On the reactivity of tricarbonyl(1–4-η-cyclohepta-1,3,5-triene)iron derivatives: C–C bond formation of tricarbonyl(cycloheptatrienide)irons with 2-chlorotropone

Abstract

Tricarbonyl(1–4-η-cyclohepta-1,3,5-triene)iron derivatives [(RC₇H₇)Fe(CO)₃](R = H, OMe, CN, and Ph)(4a–d) have been prepared and a study made of the nucleophilic attack of 2-chlorotropone by their corresponding anions. The tricarbonyl(cycloheptatrienide) iron and tricarbonyl(methoxycycloheptatrienide)iron undergo the reaction to give tricarbonyl[1–4-η-7-(2-oxocyclohepta-1,3,5-trienyl)cyclohepta-1,3,5-triene]iron (7a) and tricarbonyl[1–4-η-6-methoxy-7-(2-oxocyclohepta-1,3,5-trienyl)cyclohepta-1,3,5-triene] iron (7b), respectively.

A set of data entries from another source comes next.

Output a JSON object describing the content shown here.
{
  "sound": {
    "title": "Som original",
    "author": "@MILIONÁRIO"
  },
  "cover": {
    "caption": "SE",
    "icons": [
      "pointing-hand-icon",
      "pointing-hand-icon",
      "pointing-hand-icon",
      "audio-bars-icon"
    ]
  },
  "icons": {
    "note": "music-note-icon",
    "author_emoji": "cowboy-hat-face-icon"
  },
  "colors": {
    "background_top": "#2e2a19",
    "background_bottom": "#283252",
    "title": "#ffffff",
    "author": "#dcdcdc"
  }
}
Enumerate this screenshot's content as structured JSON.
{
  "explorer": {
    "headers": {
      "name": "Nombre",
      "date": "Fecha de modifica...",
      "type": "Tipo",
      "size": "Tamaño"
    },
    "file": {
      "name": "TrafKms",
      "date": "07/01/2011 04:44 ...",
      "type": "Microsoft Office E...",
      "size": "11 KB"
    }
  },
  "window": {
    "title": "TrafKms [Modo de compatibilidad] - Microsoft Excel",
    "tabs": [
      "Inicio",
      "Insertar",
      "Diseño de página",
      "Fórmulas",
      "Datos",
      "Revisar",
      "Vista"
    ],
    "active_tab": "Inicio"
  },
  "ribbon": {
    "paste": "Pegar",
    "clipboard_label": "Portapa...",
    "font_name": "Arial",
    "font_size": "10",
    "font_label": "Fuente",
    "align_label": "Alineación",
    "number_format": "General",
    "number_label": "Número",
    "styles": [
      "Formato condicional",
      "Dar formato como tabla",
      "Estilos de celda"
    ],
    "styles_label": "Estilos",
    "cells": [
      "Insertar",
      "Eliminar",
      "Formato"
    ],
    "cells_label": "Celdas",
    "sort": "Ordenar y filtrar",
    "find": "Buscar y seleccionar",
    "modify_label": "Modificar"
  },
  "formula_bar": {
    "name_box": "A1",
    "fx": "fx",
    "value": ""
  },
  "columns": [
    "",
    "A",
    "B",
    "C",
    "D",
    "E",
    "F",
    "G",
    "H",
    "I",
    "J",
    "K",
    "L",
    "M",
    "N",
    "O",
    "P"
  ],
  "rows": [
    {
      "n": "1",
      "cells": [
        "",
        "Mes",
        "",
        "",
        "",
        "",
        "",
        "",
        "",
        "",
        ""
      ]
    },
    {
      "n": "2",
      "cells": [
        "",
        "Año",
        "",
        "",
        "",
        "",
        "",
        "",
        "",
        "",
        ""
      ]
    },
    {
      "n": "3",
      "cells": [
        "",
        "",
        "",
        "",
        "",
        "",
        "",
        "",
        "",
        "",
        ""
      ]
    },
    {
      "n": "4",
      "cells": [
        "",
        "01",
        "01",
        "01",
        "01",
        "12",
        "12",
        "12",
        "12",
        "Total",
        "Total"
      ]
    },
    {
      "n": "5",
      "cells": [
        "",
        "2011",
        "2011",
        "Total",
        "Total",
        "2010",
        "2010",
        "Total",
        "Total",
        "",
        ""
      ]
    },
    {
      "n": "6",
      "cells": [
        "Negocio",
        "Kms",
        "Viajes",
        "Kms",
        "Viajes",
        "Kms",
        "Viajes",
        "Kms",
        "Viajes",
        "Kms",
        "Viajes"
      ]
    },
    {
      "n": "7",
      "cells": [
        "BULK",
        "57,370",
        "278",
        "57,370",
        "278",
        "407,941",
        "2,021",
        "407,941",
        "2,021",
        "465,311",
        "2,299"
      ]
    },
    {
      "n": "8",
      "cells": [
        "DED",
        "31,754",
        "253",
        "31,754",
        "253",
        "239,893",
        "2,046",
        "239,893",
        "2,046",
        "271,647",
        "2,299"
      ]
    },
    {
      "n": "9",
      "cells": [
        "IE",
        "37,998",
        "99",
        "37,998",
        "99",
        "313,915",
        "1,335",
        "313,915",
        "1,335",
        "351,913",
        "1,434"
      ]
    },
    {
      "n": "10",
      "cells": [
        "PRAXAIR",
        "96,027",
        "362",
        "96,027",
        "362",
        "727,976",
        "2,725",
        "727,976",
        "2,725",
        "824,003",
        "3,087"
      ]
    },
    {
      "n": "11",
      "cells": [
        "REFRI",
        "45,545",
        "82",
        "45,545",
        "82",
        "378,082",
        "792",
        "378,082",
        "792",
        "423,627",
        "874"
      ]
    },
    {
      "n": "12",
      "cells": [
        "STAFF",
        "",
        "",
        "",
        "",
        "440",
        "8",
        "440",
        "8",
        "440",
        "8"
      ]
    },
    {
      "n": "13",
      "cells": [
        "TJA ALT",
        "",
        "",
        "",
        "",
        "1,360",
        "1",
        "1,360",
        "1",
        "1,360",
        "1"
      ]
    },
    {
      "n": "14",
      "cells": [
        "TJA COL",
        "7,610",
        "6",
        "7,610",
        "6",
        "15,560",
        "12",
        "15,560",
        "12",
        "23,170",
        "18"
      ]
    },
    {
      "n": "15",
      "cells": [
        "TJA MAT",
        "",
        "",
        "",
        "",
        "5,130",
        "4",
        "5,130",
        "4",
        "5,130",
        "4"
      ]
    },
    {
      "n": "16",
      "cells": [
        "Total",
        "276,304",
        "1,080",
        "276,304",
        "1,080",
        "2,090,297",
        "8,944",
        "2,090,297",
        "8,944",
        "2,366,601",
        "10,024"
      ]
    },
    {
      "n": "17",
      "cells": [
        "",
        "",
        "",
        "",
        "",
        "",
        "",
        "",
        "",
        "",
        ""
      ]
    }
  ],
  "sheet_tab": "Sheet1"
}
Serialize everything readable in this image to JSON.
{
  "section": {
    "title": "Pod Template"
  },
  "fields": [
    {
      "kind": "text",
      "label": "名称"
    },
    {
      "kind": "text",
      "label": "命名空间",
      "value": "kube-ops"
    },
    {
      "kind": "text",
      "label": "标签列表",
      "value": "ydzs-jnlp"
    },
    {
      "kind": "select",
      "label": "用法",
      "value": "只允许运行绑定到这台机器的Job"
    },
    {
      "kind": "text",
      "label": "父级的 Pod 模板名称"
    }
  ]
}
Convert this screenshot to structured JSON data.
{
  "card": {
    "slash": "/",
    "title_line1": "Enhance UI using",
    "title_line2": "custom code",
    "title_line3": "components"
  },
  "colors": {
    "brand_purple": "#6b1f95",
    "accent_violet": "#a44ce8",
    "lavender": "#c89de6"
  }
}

In contrast, tricarbonyl (cyanocycloheptatrienide)iron reacted with 2-chlorotropone to afford tricarbonyl[1–4-η-6-cyano-7-(2-oxocyclohepta-1,3,5-trienyl)cyclohepta-1,3,5-triene]iron (7c) and tricarbonyl[1–4-η-5-cyano-7-(2-oxocyclohepta-1,3,5-trienyl)cyclohepta-1,3,5-triene] iron (9c) in a ratio of (7c)/(9c)=1:5.6. Similarly, tricarbonyl(phenylcycloheptatrienide)iron with 2-chlorotropone also affords two products, tricarbonyl[1–4-η-6-phenyl-7-(2-oxocyclohepta-1,3,5-trienyl)cyclohepta-1,3,5-triene]iron (7d) and tricarbonyl[1–4-η-2-phenyl-7-(2-oxocyclohepta-1,3,5-trienyl)cyclohepta-1,3,5-triene]iron (10d), in a ratio of (7d)/(10d)= 3 : 1. The selective formation of (7b) and the product ratios of (7c) : (9c) and (7d) : (10d) are discussed on the basis of the electronic and steric factors of the substituent in the formally unco-ordinated allyl anion on the cycloheptatrienide ring. The stereochemistry of the tropone nucleus at C-7 is deduced to be exo to the [Fe(CO)₃] entity on the basis of ¹H n.m.r. spectral results. The products (7a, b, d) are easily decomplexed by trimethylamine oxide to give 7-(2-oxocyclohepta-1,3,5-trienyl)- and 1-substituted 7-(2-oxocyclohepta-1,3,5-trienyl)cyclohepta-1,3,5-triene derivatives in good yields.